Oregon set to join pact to help military children

Of the Associated Press

SALEM — Children in military families that move every few years face challenges with things such as school enrollment, class placement and even on-time graduation. But a new measure awaiting Gov. John Kitzhaber's signature to become law would ease those difficulties.

Earlier this month, lawmakers passed a bill to join the Interstate Compact on Educational Opportunity for Military Children and adopt certain uniform rules in common with 46 other states related to enrollment, placement, extracurricular eligibility and graduation for military children. Only New York, New Hampshire and Minnesota have yet to adopt similar legislation, though all are currently considering it.

“I consider every move to a new school district stressful,” said Coast Guard Cmdr. Brenda White of Seaside. “The compact makes it a little bit easier.”

Her stepdaughter had been staying with her mother in New York state and moved to Seaside in 2012 after her father had transferred there. Her transfer to Seaside High School for her senior year left her a little behind on the graduation requirements. In order to graduate on time, she had to play catch-up on a community service project that many students start in their sophomore or junior years.

If the compact had been in place, she could have had the option to graduate under the requirements of her previous high school.

The compact relaxes some of the school requirements for military children, including children of Oregon National Guard members who are on active-duty orders. For example, the compact ensures students stay in the same grade when they transfer, even if the new school says they should be in a different one because of their age. The rules allow students in honors programs to stay in those programs at their new schools and promises those with accommodations due to a disability will get similar support in their new schools.

It adds “a layer of support for specific challenges military families face,” said Denise Feldbush, a program specialist who assists Coast Guard members and families at Sector Columbia River in Warrenton.

The interstate agreement started in 2008 with 10 states and could have all 50 signed on by the end of this year, said Mark San Souci, the Pentagon's liaison to the Northwest states.

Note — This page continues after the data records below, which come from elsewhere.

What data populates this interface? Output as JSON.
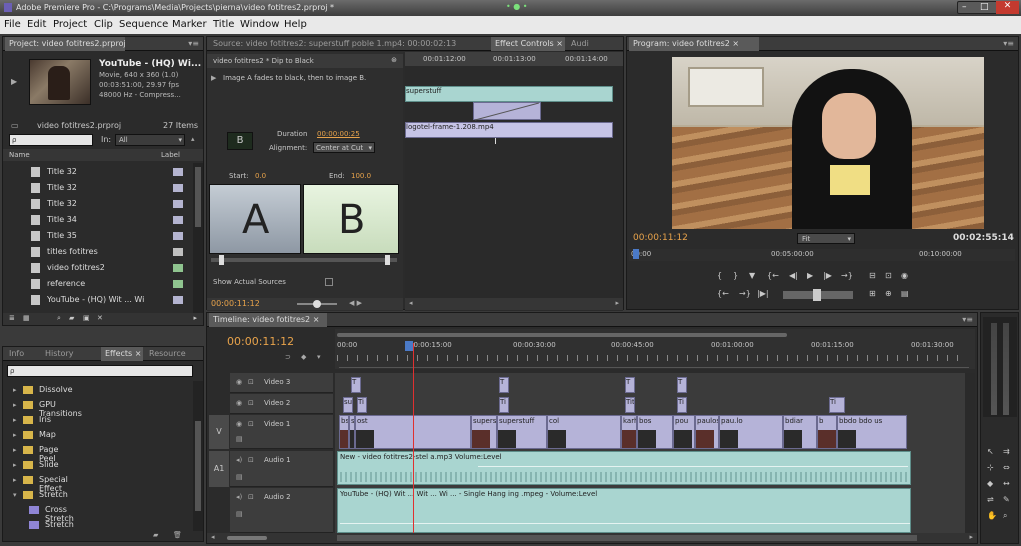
{
  "window": {
    "title": "Adobe Premiere Pro - C:\\Programs\\Media\\Projects\\pierna\\video fotitres2.prproj *",
    "min": "–",
    "max": "□",
    "close": "✕",
    "dots": "• ● •"
  },
  "menu": [
    "File",
    "Edit",
    "Project",
    "Clip",
    "Sequence",
    "Marker",
    "Title",
    "Window",
    "Help"
  ],
  "project": {
    "tab": "Project: video fotitres2.prproj ×",
    "clip_name": "YouTube - (HQ) Wi...",
    "clip_info": [
      "Movie, 640 x 360 (1.0)",
      "00:03:51:00, 29.97 fps",
      "48000 Hz - Compress..."
    ],
    "project_name": "video fotitres2.prproj",
    "item_count": "27 Items",
    "search_placeholder": "ρ",
    "in_label": "In:",
    "in_value": "All",
    "col_name": "Name",
    "col_label": "Label",
    "items": [
      {
        "label": "Title 32",
        "color": "#b4b4d0"
      },
      {
        "label": "Title 32",
        "color": "#b4b4d0"
      },
      {
        "label": "Title 32",
        "color": "#b4b4d0"
      },
      {
        "label": "Title 34",
        "color": "#b4b4d0"
      },
      {
        "label": "Title 35",
        "color": "#b4b4d0"
      },
      {
        "label": "titles fotitres",
        "color": "#c0c0c0"
      },
      {
        "label": "video fotitres2",
        "color": "#8fc48f"
      },
      {
        "label": "reference",
        "color": "#8fc48f"
      },
      {
        "label": "YouTube - (HQ) Wit ... Wi",
        "color": "#b4b4d0"
      }
    ]
  },
  "effects": {
    "tabs": [
      "Info",
      "History",
      "Effects ×",
      "Resource"
    ],
    "search_placeholder": "ρ",
    "items": [
      {
        "label": "Dissolve",
        "type": "folder",
        "open": false
      },
      {
        "label": "GPU Transitions",
        "type": "folder",
        "open": false
      },
      {
        "label": "Iris",
        "type": "folder",
        "open": false
      },
      {
        "label": "Map",
        "type": "folder",
        "open": false
      },
      {
        "label": "Page Peel",
        "type": "folder",
        "open": false
      },
      {
        "label": "Slide",
        "type": "folder",
        "open": false
      },
      {
        "label": "Special Effect",
        "type": "folder",
        "open": false
      },
      {
        "label": "Stretch",
        "type": "folder",
        "open": true
      },
      {
        "label": "Cross Stretch",
        "type": "effect",
        "open": false
      },
      {
        "label": "Stretch",
        "type": "effect",
        "open": false
      }
    ]
  },
  "source": {
    "tabs": [
      "Source: video fotitres2: superstuff poble 1.mp4: 00:00:02:13",
      "Effect Controls ×",
      "Audi"
    ],
    "transition_name": "Dip to Black",
    "header_label": "video fotitres2 * Dip to Black",
    "description": "Image A fades to black, then to image B.",
    "duration_label": "Duration",
    "duration_value": "00:00:00:25",
    "alignment_label": "Alignment:",
    "alignment_value": "Center at Cut",
    "start_label": "Start:",
    "start_value": "0.0",
    "end_label": "End:",
    "end_value": "100.0",
    "a_label": "A",
    "b_label": "B",
    "show_actual": "Show Actual Sources",
    "timecode": "00:00:11:12",
    "ruler": [
      "00:01:12:00",
      "00:01:13:00",
      "00:01:14:00"
    ],
    "clip_a": "superstuff",
    "clip_b": "logotel-frame-1.208.mp4"
  },
  "program": {
    "tab": "Program: video fotitres2 ×",
    "timecode_left": "00:00:11:12",
    "fit": "Fit",
    "timecode_right": "00:02:55:14",
    "ruler": [
      "00:00",
      "00:05:00:00",
      "00:10:00:00"
    ]
  },
  "timeline": {
    "tab": "Timeline: video fotitres2 ×",
    "timecode": "00:00:11:12",
    "ruler": [
      "00:00",
      "00:00:15:00",
      "00:00:30:00",
      "00:00:45:00",
      "00:01:00:00",
      "00:01:15:00",
      "00:01:30:00"
    ],
    "tracks": [
      {
        "name": "Video 3",
        "kind": "video"
      },
      {
        "name": "Video 2",
        "kind": "video"
      },
      {
        "name": "Video 1",
        "kind": "video"
      },
      {
        "name": "Audio 1",
        "kind": "audio"
      },
      {
        "name": "Audio 2",
        "kind": "audio"
      }
    ],
    "v_label": "V",
    "a1_label": "A1",
    "v1_clips": [
      {
        "label": "bs"
      },
      {
        "label": "superstuff poble 1.mpg Opacity"
      },
      {
        "label": "ost"
      },
      {
        "label": "superstuff lwsr"
      },
      {
        "label": "superstuff"
      },
      {
        "label": "col"
      },
      {
        "label": "karhs"
      },
      {
        "label": "bos"
      },
      {
        "label": "pou"
      },
      {
        "label": "paulos.mpg Op"
      },
      {
        "label": "pau.lo"
      },
      {
        "label": "bdiar"
      },
      {
        "label": "b"
      },
      {
        "label": "bbdo bdo us"
      }
    ],
    "v3_clips": [
      {
        "label": "T"
      },
      {
        "label": "T"
      },
      {
        "label": "T"
      },
      {
        "label": "T"
      }
    ],
    "v2_clips": [
      {
        "label": "su"
      },
      {
        "label": "Ti"
      },
      {
        "label": "Ti"
      },
      {
        "label": "Tit"
      },
      {
        "label": "Ti"
      },
      {
        "label": "Ti"
      }
    ],
    "a1_clip": "New - video fotitres2-stel a.mp3 Volume:Level",
    "a2_clip": "YouTube - (HQ) Wit ... Wit ... Wi ... - Single Hang ing .mpeg - Volume:Level"
  }
}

It's one of about a dozen issues that the Defense Department is asking states to help address as it focuses on quality of life issues for service members, veterans and their families, he said.

Though Oregon ranks among the states with the lowest population of active-duty military personnel, there were still more than 1,400 active-duty service members stationed here in 2013 — mainly in the Coast Guard — and about 1,800 military children. As many as a third of Oregon's active-duty personnel relocate each year, said Sen. Brian Boquist, R-Dallas, chairman of the Veterans and Emergency Preparedness Committee, which requested the bill.

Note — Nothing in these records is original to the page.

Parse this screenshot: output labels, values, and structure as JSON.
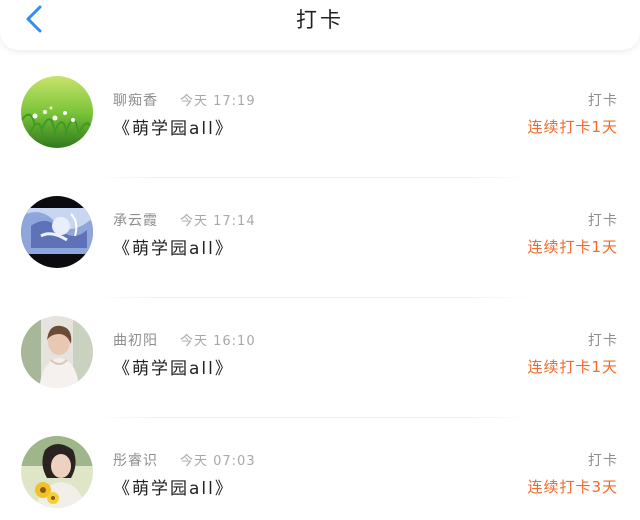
{
  "header": {
    "title": "打卡",
    "back_icon": "chevron-left-icon",
    "accent_color": "#2f8ef3"
  },
  "rows": [
    {
      "name": "聊痴香",
      "time": "今天 17:19",
      "course": "《萌学园all》",
      "action": "打卡",
      "streak": "连续打卡1天",
      "avatar": "grass-photo"
    },
    {
      "name": "承云霞",
      "time": "今天 17:14",
      "course": "《萌学园all》",
      "action": "打卡",
      "streak": "连续打卡1天",
      "avatar": "anime-photo"
    },
    {
      "name": "曲初阳",
      "time": "今天 16:10",
      "course": "《萌学园all》",
      "action": "打卡",
      "streak": "连续打卡1天",
      "avatar": "portrait-photo"
    },
    {
      "name": "彤睿识",
      "time": "今天 07:03",
      "course": "《萌学园all》",
      "action": "打卡",
      "streak": "连续打卡3天",
      "avatar": "flower-photo"
    }
  ],
  "colors": {
    "streak": "#f26a2a",
    "muted_text": "#8e8e8e"
  }
}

For Coast Guard members, the moves usually happen in the summer months, but for some military families, transfer orders can come on short notice and require them to move in the middle of the school year. In addition to cutting through administrative red tape, the compact allows military children who transfer too late for things like National Honor Society inductions or athletic tryouts to still join those activities, San Souci said.

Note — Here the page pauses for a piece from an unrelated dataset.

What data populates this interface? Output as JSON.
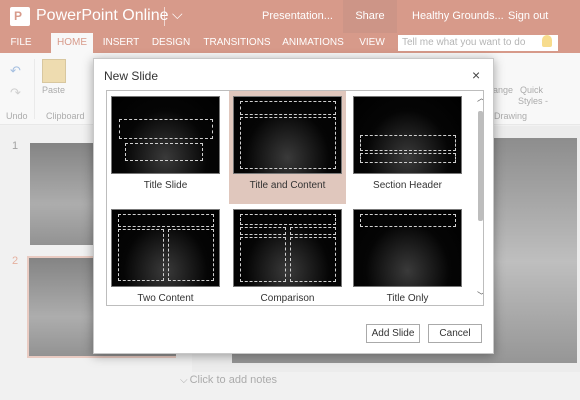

Boquist said some lawmakers had been concerned about the cost of implementing the program. But he said the program is expected to cost $1 per student, or a minimum of $2,000 a year, the same rate that other member states pay. The money pays dues for membership to the interstate commission.

The measure, SB 1506, also sets up a panel of volunteers to coordinate between state agencies, school districts and military installations. It directs the governor to appoint a commissioner to oversee the program and a military education liaison to work with military families in the state.

The bill passed unanimously in both chambers of the Legislature. The governor's spokeswoman, Rachel Wray, said he'll sign the bill.